O mais recente trabalho, e aí já vão três anos do lançamento do CD Wonderland, mostra que a perda familiar afetou em cheio sua arte fazendo com que o disco tratasse de temas pesados como o alcoolismo, estupro e outros.
Mas, como diz o ditado: “não há mal que perdure”. Badi tornou-se mãe de Sofia, sua mais nova fonte de inspiração e, mais uma vez, está com vários projetos em andamento.
Em passagem por Santos, no dia 7 de março de 2009, em show que abriu a série Mulheres Ao Vivo, em homenagem ao Dia Internacional da Mulher, realizado pelo Projeto Jazz, Bossa & Blues, Revista Ao Vivo e Sesc Santos, Badi concedeu essa entrevista exclusiva ao Mannish Blog falando sobre sua carreira e seus novos projetos.

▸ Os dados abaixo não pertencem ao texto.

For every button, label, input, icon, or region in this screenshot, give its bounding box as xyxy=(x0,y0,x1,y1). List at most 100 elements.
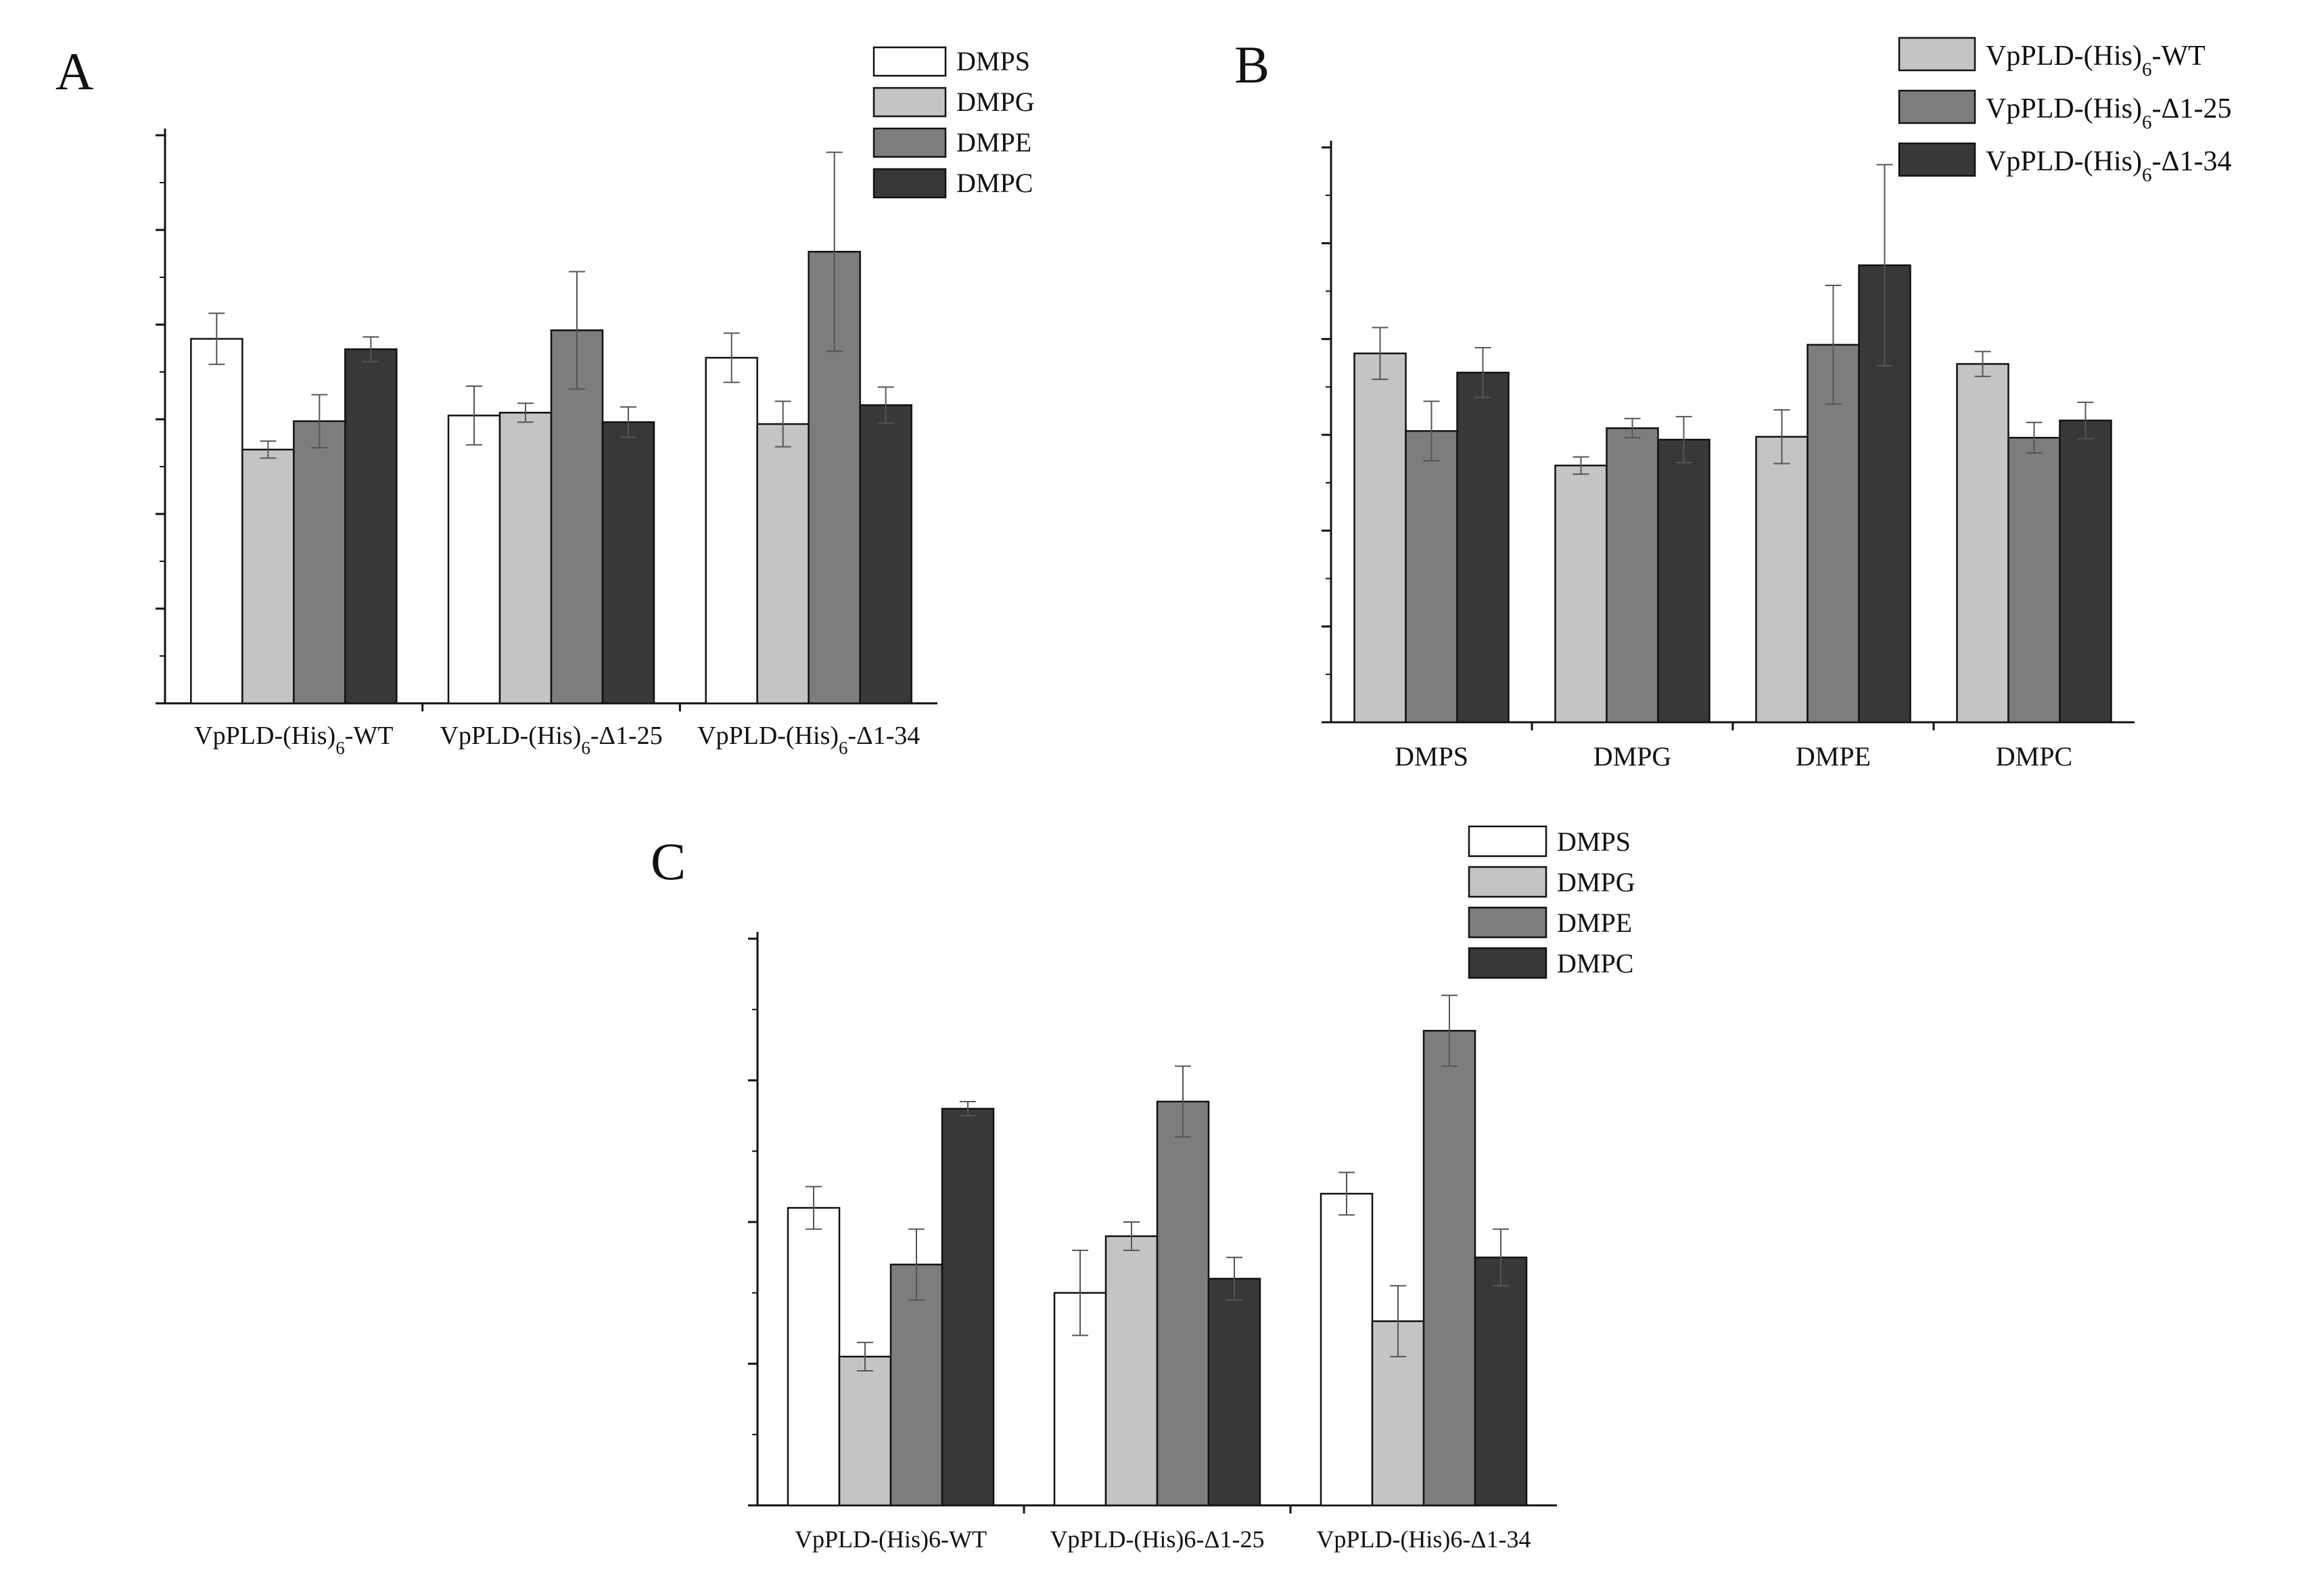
chart-b: DMPS DMPG DMPE DMPCVpPLD-(His)6-WTVpPLD-(Hi… xyxy=(1322,37,2231,772)
c-x-tick-label-2-main: VpPLD-(His)6-Δ1-34 xyxy=(1316,1526,1531,1553)
a-legend-label-0: DMPS xyxy=(956,46,1030,76)
c-bar-dmpc-0 xyxy=(941,1108,995,1507)
c-bar-dmpg-0 xyxy=(838,1355,892,1507)
c-x-tick-label-1-main: VpPLD-(His)6-Δ1-25 xyxy=(1050,1526,1264,1553)
b-legend-label-2: VpPLD-(His)6-Δ1-34 xyxy=(1986,146,2231,186)
b-bar-vppld-his-6-wt-0 xyxy=(1353,352,1407,724)
b-legend-label-1-main: VpPLD-(His) xyxy=(1986,93,2142,124)
c-bar-dmps-0 xyxy=(787,1206,841,1507)
b-bar-vppld-his-6-1-25-1 xyxy=(1606,427,1659,724)
b-legend-label-2-main: VpPLD-(His) xyxy=(1986,146,2142,177)
c-legend-swatch-3 xyxy=(1468,947,1547,979)
b-x-tick-label-2-main: DMPE xyxy=(1796,741,1871,772)
b-x-tick-label-3-main: DMPC xyxy=(1996,741,2072,772)
b-legend-swatch-2 xyxy=(1898,142,1976,177)
c-legend-swatch-2 xyxy=(1468,906,1547,939)
a-x-tick-label-1-main: VpPLD-(His) xyxy=(440,722,581,750)
a-x-tick-label-0: VpPLD-(His)6-WT xyxy=(194,722,393,758)
a-bar-dmps-1 xyxy=(447,415,501,705)
a-bar-dmpg-1 xyxy=(498,411,553,705)
a-bar-dmpg-0 xyxy=(241,448,295,705)
c-legend-label-3: DMPC xyxy=(1557,948,1633,979)
a-x-tick-label-1: VpPLD-(His)6-Δ1-25 xyxy=(440,722,662,758)
b-legend-label-0-tail: -WT xyxy=(2151,41,2205,72)
a-legend-label-2-main: DMPE xyxy=(956,127,1031,158)
a-x-tick-label-0-tail: -WT xyxy=(345,722,394,750)
chart-c: VpPLD-(His)6-WT VpPLD-(His)6-Δ1-25 VpPLD-(… xyxy=(748,825,1635,1553)
a-x-tick-label-2-tail: -Δ1-34 xyxy=(848,722,921,750)
a-bar-dmpe-0 xyxy=(293,420,346,705)
c-x-tick-label-1: VpPLD-(His)6-Δ1-25 xyxy=(1050,1526,1264,1553)
c-legend-label-1-main: DMPG xyxy=(1557,867,1635,897)
b-legend-swatch-1 xyxy=(1898,89,1976,124)
a-x-tick-label-2: VpPLD-(His)6-Δ1-34 xyxy=(697,722,920,758)
b-bar-vppld-his-6-wt-2 xyxy=(1755,436,1809,724)
c-legend-swatch-1 xyxy=(1468,866,1547,898)
panel-label-b: B xyxy=(1234,35,1269,94)
b-bar-vppld-his-6-1-34-3 xyxy=(2059,419,2112,724)
c-bar-dmpc-1 xyxy=(1207,1277,1261,1507)
b-legend-label-1: VpPLD-(His)6-Δ1-25 xyxy=(1986,93,2231,133)
panel-label-c: C xyxy=(651,832,686,891)
a-x-tick-label-2-sub: 6 xyxy=(839,738,848,758)
a-x-tick-label-2-main: VpPLD-(His) xyxy=(697,722,839,750)
c-legend-swatch-0 xyxy=(1468,825,1547,858)
a-legend-swatch-3 xyxy=(872,168,947,199)
b-legend-label-0: VpPLD-(His)6-WT xyxy=(1986,41,2206,80)
b-legend-label-1-sub: 6 xyxy=(2142,112,2152,133)
a-bar-dmps-2 xyxy=(705,356,758,705)
b-x-tick-label-3: DMPC xyxy=(1996,741,2072,772)
b-x-tick-label-0-main: DMPS xyxy=(1395,741,1468,772)
a-bar-dmpc-1 xyxy=(601,421,655,705)
chart-a: VpPLD-(His)6-WT VpPLD-(His)6-Δ1-25 VpPLD-(… xyxy=(156,46,1035,758)
c-legend-label-1: DMPG xyxy=(1557,867,1635,897)
b-bar-vppld-his-6-wt-1 xyxy=(1554,465,1608,724)
a-x-tick-label-1-tail: -Δ1-25 xyxy=(590,722,663,750)
b-legend-swatch-0 xyxy=(1898,37,1976,72)
a-legend-swatch-0 xyxy=(872,46,947,77)
c-x-tick-label-0: VpPLD-(His)6-WT xyxy=(795,1526,987,1553)
b-x-tick-label-1-main: DMPG xyxy=(1593,741,1672,772)
c-legend-label-2-main: DMPE xyxy=(1557,908,1632,938)
c-bar-dmpc-2 xyxy=(1474,1257,1528,1507)
b-legend-label-2-sub: 6 xyxy=(2142,164,2152,186)
b-bar-vppld-his-6-1-25-0 xyxy=(1405,430,1458,724)
a-legend-label-0-main: DMPS xyxy=(956,46,1030,76)
a-bar-dmpc-2 xyxy=(859,404,912,705)
c-legend-label-3-main: DMPC xyxy=(1557,948,1633,979)
c-legend-label-0: DMPS xyxy=(1557,826,1631,857)
a-x-tick-label-1-sub: 6 xyxy=(581,738,590,758)
b-x-tick-label-1: DMPG xyxy=(1593,741,1672,772)
c-x-tick-label-2: VpPLD-(His)6-Δ1-34 xyxy=(1316,1526,1531,1553)
b-bar-vppld-his-6-1-34-0 xyxy=(1456,371,1510,724)
panel-label-a: A xyxy=(55,42,93,101)
a-legend-swatch-2 xyxy=(872,127,947,158)
b-legend-label-0-sub: 6 xyxy=(2142,59,2152,80)
b-legend-label-0-main: VpPLD-(His) xyxy=(1986,41,2142,72)
a-bar-dmps-0 xyxy=(190,337,243,705)
b-bar-vppld-his-6-1-25-3 xyxy=(2007,437,2061,724)
a-legend-label-3: DMPC xyxy=(956,168,1033,198)
c-legend-label-2: DMPE xyxy=(1557,908,1632,938)
a-bar-dmpc-0 xyxy=(344,348,398,705)
b-x-tick-label-0: DMPS xyxy=(1395,741,1468,772)
a-legend-label-3-main: DMPC xyxy=(956,168,1033,198)
c-bar-dmpe-1 xyxy=(1156,1100,1210,1507)
c-x-tick-label-0-main: VpPLD-(His)6-WT xyxy=(795,1526,987,1553)
b-bar-vppld-his-6-1-34-1 xyxy=(1657,438,1710,724)
b-x-tick-label-2: DMPE xyxy=(1796,741,1871,772)
a-legend-label-2: DMPE xyxy=(956,127,1031,158)
b-legend-label-2-tail: -Δ1-34 xyxy=(2151,146,2231,177)
a-legend-swatch-1 xyxy=(872,87,947,118)
c-bar-dmpe-0 xyxy=(889,1263,943,1507)
b-legend-label-1-tail: -Δ1-25 xyxy=(2151,93,2231,124)
a-bar-dmpg-2 xyxy=(756,423,810,705)
c-bar-dmpe-2 xyxy=(1422,1029,1476,1507)
a-legend-label-1-main: DMPG xyxy=(956,87,1035,117)
c-bar-dmps-2 xyxy=(1320,1192,1374,1507)
c-bar-dmpg-1 xyxy=(1104,1235,1159,1507)
a-legend-label-1: DMPG xyxy=(956,87,1035,117)
c-legend-label-0-main: DMPS xyxy=(1557,826,1631,857)
a-x-tick-label-0-main: VpPLD-(His) xyxy=(194,722,335,750)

Eugênio Martins Jr: Faz quase três anos do lançamento de Wonderland, está vindo coisa nova por aí?
Badi Assad:
Sim, um DVD comemorativo, vinte anos de carreira. É engraçado, a gente fala comemorativo, mas quando é que começa a carreira? Meus próximos trabalhos são um CD duplo infantil inspirado na minha filha Sofia, mas ainda não tem data pra acontecer. Ainda estou procurando o patrocinador, porque será um trabalho independente. No meio desse processo tenho outro trabalho quase pronto de músicas autorais que em algum momento desse ano vou começar a gravar. Ainda tenho um projeto com o Carlinhos Antunes e um pessoal do teatro de bonecos. Um trabalho dedicado às crianças da América Latina. Um trabalho que vai sair do Brasil.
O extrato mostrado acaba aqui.